In testing, we found Citrix leads the pack in terms of overall flexibility, although its vast feature sets can increase support burdens. If price-be-damned and you really want the venerable Full Meal Deal, it's Citrix XenDesktop/XenApp Enterprise. We found it has almost everything you could ask for in a VDI product.
We found solid extensibility with Ericom Connect, which allows IT managers to create grids of connectivity with no additional licensing costs. This is good for multi-site/multi-tenant organizations.
The easiest entry point was found with Parallels RAS, which is a comparative breeze to install and integrate. It has most of the features found in both of its competitors and a few of its own.
The commonality of these three products is that they're capable of great depth, and in most cases, numerous gradients of feature options. Mostly, their documentation is inadequate, and neophyte admins will need to know something about Remote Access Services before starting.

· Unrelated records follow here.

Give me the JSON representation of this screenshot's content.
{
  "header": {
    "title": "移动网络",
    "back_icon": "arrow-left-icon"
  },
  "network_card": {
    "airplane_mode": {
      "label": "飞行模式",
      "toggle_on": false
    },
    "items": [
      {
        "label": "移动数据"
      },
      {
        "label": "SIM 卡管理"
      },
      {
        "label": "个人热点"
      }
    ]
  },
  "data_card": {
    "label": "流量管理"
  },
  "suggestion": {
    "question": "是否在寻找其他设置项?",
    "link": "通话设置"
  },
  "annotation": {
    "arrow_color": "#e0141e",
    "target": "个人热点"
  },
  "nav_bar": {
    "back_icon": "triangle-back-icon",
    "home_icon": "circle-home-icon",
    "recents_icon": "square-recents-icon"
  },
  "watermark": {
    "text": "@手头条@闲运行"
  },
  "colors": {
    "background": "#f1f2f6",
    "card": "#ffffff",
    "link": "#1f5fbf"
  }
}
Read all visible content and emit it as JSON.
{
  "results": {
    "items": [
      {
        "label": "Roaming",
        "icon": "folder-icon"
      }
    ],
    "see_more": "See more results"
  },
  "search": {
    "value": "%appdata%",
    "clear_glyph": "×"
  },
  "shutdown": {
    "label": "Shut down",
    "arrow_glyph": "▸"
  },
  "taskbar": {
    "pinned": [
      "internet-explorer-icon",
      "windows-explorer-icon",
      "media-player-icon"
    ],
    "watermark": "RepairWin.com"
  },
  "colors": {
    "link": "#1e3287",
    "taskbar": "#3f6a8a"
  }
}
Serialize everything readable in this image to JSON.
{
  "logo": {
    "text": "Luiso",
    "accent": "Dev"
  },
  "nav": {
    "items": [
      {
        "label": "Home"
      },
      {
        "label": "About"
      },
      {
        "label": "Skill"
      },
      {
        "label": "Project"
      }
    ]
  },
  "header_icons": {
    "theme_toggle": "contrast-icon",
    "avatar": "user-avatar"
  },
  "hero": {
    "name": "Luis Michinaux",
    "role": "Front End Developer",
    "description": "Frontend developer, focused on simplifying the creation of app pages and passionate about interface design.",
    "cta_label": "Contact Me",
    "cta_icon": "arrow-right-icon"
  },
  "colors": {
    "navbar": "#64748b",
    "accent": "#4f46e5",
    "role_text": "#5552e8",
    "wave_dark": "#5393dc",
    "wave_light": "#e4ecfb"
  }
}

Part of the problem is the enormous complexity of virtualizing apps plus desktops plus resources and getting everything to run smoothly on a myriad of remote devices, perhaps over a distributed complex network. This is made more difficult by language and international boundaries.
You need to be up to speed with remote access, Active Directory infrastructure, and certificate management. And you need to plan the resources necessary to support the virtualized infrastructure required to do the job.
Securing virtual resources across the open Internet requires more attention to detail, and each VDI package we tested has features that guard against rudimentary host-probing. Certificate infrastructure was most wholesome with Citrix, followed by Ericom Connect, then Parallels RAS.
We tried the full enterprise top-shelf versions of each product, and we caution IT execs that they'll need to understand the options thoroughly. While each product at its basic will do the basic job, you'll likely want more, and will need to pay more for the options you want. These options seemed to change over the months that we looked at each product. Enterprise organizations have become used to a somewhat dizzying array of possible options. Here, Parallels RAS and to a lesser extent, Ericom Enterprise Connect have the bliss of simplicity, if with scalability.
Not long ago, it was all you could do to get a remote virtual screen. Microsoft's RAS and its protocols allowed terminal-like sessions. Then multiple concurrent sessions could be managed, and with the advent of a 64-bit memory map and processor virtualization modes, hypervisor-like virtual sessions and operating system instantiations became possible.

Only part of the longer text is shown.